Another regular example is when it "invents" functions or classes that don't exist, when pressed about them, it will reply of course that won't work, that function doesn't exist.
Okay great, so don't tell me it does with such certainty, is what I would tell a human feeding me imagination as facts all the time. But of course an LLM is not reasoning in the same sense, so this reverse chain of thought is the outcome.
I am finding LLMs far more useful for soft skill topics than engineering type work, simply because of how often it leads me down a path that is eventually a dead end, because of some small detail that was wrong at the very beginning.
> I am finding LLMs far more useful for soft skill topics than engineering type work, simply because of how often it leads me down a path that is eventually a dead end, because of some small detail that was wrong at the very beginning.
Yeah I felt the same way in the beginning which is why I ended up writing my own chat app.

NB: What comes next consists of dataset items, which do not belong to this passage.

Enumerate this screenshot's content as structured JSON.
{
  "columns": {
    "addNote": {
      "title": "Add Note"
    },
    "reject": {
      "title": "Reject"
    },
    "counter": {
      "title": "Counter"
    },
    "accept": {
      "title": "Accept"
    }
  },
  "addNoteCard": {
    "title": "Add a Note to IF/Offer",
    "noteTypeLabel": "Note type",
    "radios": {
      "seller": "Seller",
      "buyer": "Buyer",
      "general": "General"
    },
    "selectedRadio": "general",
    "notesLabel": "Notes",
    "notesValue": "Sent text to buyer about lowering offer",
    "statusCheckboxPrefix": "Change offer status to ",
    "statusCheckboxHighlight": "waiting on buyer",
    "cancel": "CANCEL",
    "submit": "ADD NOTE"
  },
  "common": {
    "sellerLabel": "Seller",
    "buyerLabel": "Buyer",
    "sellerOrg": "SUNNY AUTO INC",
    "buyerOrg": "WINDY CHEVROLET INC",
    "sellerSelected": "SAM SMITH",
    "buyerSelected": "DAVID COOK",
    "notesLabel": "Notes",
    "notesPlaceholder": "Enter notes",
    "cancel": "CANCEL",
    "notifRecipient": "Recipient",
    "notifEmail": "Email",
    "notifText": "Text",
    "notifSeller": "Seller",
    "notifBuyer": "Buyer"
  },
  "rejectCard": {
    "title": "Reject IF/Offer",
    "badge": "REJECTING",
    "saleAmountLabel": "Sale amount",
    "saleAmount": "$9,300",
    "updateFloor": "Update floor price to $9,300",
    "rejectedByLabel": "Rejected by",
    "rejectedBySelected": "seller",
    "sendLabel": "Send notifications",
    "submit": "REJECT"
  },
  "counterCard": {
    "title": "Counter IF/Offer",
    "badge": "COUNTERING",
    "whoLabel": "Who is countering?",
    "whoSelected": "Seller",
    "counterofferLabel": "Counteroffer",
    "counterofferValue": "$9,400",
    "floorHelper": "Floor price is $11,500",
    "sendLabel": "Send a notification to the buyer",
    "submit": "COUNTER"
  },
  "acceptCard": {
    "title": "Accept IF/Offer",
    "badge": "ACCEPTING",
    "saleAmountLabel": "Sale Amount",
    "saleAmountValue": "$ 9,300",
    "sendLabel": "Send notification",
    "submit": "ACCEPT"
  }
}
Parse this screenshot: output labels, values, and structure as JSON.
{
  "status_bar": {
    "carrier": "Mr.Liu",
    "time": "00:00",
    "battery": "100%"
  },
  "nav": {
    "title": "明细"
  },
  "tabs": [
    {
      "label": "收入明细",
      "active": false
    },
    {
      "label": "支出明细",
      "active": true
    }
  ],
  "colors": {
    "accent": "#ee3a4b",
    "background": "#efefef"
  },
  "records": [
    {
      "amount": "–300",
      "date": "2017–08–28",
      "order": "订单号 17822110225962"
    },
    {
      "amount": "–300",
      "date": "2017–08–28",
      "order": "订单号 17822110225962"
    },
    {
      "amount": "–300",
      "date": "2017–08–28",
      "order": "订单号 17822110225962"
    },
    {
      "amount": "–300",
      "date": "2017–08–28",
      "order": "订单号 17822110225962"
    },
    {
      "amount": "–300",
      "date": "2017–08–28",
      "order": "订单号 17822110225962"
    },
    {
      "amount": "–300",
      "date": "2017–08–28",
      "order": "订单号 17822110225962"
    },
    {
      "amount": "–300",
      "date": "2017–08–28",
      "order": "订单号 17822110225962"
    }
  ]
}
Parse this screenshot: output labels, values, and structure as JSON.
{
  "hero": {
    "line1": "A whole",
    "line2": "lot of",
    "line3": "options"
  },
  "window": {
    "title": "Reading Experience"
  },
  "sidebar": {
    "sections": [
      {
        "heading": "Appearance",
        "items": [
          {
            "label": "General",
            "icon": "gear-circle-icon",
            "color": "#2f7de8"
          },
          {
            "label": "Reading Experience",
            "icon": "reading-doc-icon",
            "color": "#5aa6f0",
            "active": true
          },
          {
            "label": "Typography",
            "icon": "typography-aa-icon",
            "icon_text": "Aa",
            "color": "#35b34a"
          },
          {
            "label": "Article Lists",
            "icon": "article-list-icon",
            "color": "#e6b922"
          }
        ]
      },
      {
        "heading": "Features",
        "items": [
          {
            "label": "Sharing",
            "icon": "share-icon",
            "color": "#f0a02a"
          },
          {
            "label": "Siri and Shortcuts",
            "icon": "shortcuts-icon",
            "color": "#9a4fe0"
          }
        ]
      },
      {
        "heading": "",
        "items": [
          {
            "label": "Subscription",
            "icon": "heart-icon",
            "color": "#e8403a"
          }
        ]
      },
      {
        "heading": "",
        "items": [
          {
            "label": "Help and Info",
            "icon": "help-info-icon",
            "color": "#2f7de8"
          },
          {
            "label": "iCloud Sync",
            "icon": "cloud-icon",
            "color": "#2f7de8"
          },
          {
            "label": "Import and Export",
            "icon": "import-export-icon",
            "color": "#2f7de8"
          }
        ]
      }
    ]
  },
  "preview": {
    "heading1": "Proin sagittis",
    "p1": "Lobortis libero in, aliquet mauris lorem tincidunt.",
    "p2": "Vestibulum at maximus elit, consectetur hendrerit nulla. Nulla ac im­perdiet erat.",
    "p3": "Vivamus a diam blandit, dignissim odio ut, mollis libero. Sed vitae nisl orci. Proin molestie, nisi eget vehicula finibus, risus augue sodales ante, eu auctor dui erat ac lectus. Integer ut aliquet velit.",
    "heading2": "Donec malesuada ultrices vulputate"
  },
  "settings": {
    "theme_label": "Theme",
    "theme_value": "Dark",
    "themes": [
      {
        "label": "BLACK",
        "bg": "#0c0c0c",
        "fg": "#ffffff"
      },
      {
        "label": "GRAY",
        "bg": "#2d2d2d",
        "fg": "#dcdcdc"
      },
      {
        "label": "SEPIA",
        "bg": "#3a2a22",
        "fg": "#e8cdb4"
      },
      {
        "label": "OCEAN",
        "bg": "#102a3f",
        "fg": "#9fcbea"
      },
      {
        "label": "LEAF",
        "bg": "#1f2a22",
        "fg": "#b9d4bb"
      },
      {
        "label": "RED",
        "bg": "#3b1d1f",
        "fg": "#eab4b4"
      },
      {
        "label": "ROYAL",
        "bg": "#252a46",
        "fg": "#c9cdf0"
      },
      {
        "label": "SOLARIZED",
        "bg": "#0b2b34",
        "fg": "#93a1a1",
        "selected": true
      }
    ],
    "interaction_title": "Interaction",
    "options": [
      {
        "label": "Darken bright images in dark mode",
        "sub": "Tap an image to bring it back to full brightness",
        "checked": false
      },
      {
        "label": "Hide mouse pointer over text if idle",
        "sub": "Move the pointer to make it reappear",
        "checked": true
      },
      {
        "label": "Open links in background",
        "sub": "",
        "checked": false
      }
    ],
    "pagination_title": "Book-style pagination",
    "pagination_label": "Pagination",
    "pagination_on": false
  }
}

What I've found while developing my spelling and grammar checker is that it is very unlikely for multiple LLMs to mess up at the same time. I know they will mess up, but I'm also pretty sure they won't at the same time.
So far, I've been able to successfully create working features that actually saved me time by pitting LLMs against their own responses and others. My process right now is, I'll ask 6+ models to implement something and then I will ask models to evaluate everyone's responses. More often than not, a model will find fault or make a suggestion that can be used to improve the prompt or code. And depending on my confidence level, I might repeat this a couple of times.
The issue right now is tracking this "chain of questioning" which is why I am writing my own chat app. I need an easy way to backtrack and fork from different points in the "chain of questioning". I think once we get a better understanding of what LLMs can and can't do as a group, we should be able to produce working solutions easier.
I believe that this is what chain of thought models attempt to address.